The morning after the dinner party, Coop sent Louise Schwartz an enormous arrangement of flowers. He thought of calling her secretary for Alex Madison's phone number, but decided to call the hospital directly to see if he could locate her on his own. He asked for the neonatal ICU, and they went down a list of residents before giving him her pager number. He paged her, but she didn't respond. They said she was on duty, but couldn't be called to the phone. He was surprised to find he was disappointed when he didn't hear back from her.

And two days later, he was out in black tie again. He was invited to the Golden Globes as usual, although he hadn't been nominated for anything in more than twenty years. But like all the other major stars, he added excitement and color to the event. He was going with Rita Waverly, one of the biggest stars Hollywood had seen in the past three decades. He liked going to major events with her. The attention they got from the press was staggering, and they had been linked romantically from time to time over the years. His press agent had leaked that they were getting married once, and she got annoyed with him. But they had been seen together too often now for anyone to believe the rumor again. But just being seen with her made him look good. She was an incredible-looking woman, in spite of her age. Her press kit said she was forty-nine, but Coop knew for a fact she was fifty-eight.

He picked her up at her apartment in Beverly Hills, and she emerged wearing a white satin bias-cut gown that was wallpapered to a figure that had not only been starved in recent years, but had experienced every possible kind of surgery except for prostate and open heart. She had been nipped and tucked and pulled and yanked and chopped with staggeringly good results. And resting on her considerable cleavage, which had also been enhanced surgically, was a three-million-dollar diamond necklace, borrowed from Van Cleef. And as she walked out of her building, she was trailing a floor-length white mink coat. She was the epitome of a Hollywood star, just like Coop. They made a handsome couple, and when the press saw them at the Golden Globes, they went wild. You would have thought they were both twenty-five years old and had won the Oscar that year. The press ate them up, as they always did.

“Over here!!!… Over here!!!… Rita!!!… Coop!!!” Photographers shouted for better angles, while fans waving autograph books screamed, and a thousand flashes went off in their faces, as they beamed. It was a night to feed their egos for the next ten years. But they were both used to it, and Coop laughed as they were stopped every few feet by TV camera crews asking them what they thought of this year's nominees.

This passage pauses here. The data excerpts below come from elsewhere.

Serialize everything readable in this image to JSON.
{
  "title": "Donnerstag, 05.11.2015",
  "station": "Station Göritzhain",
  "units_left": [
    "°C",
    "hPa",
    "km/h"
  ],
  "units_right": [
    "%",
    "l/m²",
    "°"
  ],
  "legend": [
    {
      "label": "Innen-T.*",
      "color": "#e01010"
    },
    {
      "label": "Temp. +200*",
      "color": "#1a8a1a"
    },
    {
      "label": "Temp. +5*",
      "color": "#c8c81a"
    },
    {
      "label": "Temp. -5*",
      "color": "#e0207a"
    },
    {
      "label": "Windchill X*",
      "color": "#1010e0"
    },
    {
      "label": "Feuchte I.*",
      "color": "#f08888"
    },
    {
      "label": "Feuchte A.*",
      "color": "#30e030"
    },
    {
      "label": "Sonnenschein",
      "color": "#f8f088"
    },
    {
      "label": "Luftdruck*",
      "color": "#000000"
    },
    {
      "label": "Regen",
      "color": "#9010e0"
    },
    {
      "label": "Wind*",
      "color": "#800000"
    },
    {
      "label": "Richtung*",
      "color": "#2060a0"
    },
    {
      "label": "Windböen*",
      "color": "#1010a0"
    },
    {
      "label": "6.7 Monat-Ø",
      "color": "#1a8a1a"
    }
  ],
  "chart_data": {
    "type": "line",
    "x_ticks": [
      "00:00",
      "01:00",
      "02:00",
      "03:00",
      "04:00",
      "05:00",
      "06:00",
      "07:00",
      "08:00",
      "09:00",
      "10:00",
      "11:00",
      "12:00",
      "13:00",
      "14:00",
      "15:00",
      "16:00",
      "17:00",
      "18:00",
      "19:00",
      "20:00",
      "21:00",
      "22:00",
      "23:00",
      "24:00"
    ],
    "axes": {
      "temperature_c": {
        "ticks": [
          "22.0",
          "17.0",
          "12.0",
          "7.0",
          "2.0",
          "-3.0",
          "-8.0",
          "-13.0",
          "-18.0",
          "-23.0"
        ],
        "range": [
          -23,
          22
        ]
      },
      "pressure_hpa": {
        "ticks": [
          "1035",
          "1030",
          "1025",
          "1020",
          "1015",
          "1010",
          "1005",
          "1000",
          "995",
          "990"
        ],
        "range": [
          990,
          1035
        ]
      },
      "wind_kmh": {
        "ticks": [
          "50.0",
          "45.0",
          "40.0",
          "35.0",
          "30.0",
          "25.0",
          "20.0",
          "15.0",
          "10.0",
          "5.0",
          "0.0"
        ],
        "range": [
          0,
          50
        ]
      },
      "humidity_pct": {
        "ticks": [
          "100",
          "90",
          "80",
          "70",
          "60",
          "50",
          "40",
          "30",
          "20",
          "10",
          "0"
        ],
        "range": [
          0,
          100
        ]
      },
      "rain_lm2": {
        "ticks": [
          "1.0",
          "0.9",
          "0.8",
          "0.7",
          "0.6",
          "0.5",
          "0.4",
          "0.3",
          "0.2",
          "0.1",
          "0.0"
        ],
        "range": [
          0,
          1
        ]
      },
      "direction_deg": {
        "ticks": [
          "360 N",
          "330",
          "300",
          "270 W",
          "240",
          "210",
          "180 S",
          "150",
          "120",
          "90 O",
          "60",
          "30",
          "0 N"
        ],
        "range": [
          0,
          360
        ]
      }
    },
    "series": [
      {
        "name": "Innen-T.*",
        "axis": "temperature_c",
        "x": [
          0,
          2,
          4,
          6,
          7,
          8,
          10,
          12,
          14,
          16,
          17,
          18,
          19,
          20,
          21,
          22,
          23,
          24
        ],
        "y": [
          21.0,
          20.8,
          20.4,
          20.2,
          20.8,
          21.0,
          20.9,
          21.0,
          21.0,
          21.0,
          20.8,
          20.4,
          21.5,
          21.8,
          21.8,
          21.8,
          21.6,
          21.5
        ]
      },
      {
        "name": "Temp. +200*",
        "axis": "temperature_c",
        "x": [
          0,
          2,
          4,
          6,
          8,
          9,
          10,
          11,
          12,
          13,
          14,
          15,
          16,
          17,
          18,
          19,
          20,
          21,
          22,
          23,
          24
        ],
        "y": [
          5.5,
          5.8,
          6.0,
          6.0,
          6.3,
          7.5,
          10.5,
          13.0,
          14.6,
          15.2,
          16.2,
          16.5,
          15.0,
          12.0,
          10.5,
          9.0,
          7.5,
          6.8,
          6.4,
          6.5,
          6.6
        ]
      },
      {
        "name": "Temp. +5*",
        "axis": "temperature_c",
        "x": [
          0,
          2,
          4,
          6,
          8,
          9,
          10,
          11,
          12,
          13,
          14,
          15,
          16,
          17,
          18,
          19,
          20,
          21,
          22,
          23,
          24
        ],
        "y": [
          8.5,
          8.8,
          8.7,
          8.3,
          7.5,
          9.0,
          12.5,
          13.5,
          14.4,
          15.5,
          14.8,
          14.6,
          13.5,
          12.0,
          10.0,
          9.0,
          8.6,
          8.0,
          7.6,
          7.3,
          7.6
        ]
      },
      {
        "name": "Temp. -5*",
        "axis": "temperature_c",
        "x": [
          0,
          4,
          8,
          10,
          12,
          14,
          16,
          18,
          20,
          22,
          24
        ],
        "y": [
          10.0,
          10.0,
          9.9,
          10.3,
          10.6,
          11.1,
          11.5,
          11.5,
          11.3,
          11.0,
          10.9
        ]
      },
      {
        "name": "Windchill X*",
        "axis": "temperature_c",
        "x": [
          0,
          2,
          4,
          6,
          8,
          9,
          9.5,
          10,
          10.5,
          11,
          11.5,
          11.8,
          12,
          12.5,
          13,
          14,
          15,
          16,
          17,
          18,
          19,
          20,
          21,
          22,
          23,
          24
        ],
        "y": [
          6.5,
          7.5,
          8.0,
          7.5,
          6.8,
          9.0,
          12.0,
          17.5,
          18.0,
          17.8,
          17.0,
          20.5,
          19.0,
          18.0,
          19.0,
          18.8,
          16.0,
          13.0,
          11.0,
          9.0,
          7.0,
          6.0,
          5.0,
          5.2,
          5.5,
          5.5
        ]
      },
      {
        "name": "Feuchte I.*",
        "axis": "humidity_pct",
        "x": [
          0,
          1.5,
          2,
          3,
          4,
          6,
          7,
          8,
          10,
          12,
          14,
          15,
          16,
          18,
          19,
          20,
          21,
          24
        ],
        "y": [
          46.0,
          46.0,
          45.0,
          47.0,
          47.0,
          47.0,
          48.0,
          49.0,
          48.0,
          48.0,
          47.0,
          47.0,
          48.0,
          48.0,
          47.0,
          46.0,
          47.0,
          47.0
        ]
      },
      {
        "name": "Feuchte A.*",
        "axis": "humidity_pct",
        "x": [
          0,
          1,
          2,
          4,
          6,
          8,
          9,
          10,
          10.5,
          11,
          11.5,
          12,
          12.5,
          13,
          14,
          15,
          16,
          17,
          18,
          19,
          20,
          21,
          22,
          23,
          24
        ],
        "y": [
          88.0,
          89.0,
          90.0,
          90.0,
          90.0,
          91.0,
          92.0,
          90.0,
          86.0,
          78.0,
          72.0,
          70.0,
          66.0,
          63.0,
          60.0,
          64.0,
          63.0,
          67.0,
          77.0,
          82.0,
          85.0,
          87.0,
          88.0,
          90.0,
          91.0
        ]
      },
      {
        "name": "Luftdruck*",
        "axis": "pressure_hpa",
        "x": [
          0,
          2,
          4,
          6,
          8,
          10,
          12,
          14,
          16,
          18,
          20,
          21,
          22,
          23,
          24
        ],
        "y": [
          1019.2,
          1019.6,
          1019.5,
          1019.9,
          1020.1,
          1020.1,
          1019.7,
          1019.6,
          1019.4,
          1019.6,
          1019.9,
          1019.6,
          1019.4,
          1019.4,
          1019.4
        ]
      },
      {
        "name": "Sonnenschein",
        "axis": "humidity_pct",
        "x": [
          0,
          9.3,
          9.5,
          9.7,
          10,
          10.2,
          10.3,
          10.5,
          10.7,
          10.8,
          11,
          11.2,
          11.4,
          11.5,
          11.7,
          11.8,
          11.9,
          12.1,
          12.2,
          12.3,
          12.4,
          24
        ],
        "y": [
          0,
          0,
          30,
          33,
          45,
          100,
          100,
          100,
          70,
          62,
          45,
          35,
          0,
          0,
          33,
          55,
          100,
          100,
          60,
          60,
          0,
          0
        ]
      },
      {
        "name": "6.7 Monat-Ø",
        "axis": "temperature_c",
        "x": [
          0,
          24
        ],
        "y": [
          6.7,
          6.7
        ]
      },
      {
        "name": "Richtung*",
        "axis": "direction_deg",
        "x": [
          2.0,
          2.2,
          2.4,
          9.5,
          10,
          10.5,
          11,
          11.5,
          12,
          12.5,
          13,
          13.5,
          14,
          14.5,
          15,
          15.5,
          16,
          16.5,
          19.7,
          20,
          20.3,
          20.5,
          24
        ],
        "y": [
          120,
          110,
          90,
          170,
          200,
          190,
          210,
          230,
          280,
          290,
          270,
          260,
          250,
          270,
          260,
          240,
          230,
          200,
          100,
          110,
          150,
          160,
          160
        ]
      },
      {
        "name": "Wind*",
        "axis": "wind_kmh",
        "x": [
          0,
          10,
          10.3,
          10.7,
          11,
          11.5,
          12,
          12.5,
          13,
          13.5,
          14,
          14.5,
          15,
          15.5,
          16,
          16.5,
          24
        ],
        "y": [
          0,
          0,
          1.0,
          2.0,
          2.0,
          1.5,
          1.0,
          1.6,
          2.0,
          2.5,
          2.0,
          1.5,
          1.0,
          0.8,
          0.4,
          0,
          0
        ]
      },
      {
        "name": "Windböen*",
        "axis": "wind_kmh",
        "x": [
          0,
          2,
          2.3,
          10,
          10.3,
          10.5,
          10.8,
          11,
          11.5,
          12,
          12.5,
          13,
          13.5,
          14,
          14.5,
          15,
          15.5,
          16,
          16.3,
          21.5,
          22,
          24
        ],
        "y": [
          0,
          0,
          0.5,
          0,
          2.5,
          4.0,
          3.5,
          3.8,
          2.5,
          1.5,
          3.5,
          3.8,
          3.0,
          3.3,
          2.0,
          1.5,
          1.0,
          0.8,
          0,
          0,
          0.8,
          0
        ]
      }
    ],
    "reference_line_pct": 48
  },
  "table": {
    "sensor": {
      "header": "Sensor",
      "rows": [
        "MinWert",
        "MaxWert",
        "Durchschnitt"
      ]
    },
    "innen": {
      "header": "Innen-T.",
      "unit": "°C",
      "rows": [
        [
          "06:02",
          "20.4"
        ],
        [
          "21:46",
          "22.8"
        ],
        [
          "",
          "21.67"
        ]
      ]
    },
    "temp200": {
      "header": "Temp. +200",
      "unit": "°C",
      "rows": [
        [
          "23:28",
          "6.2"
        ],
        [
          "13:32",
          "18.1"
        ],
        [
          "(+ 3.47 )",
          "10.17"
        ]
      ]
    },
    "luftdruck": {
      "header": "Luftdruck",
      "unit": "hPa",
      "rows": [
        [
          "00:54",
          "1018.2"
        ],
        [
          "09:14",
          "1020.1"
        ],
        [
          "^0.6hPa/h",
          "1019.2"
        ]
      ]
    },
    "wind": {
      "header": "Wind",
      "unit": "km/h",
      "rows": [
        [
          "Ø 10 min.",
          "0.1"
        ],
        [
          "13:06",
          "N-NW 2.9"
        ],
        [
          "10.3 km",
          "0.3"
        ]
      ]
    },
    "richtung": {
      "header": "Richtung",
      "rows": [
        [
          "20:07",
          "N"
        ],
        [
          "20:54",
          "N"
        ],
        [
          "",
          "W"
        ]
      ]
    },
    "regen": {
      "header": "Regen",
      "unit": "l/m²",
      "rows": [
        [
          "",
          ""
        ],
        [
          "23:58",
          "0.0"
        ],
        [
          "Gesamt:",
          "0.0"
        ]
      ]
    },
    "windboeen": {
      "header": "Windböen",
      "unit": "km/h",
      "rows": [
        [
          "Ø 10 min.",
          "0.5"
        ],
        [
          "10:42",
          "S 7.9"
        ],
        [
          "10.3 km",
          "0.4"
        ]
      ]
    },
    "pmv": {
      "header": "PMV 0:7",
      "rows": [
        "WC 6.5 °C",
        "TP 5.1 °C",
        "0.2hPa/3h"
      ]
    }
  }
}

“Wonderful… truly impressive work… makes you proud to be in the business…” Coop said expertly as Rita preened. With the endless adulation and all eyes on them, it took them nearly half an hour to get to their seats. They were at tables, and would be eating a meal before the televised awards began. And Coop was visibly attentive to her, leaning gently toward her, handing her a glass of champagne, carrying her coat.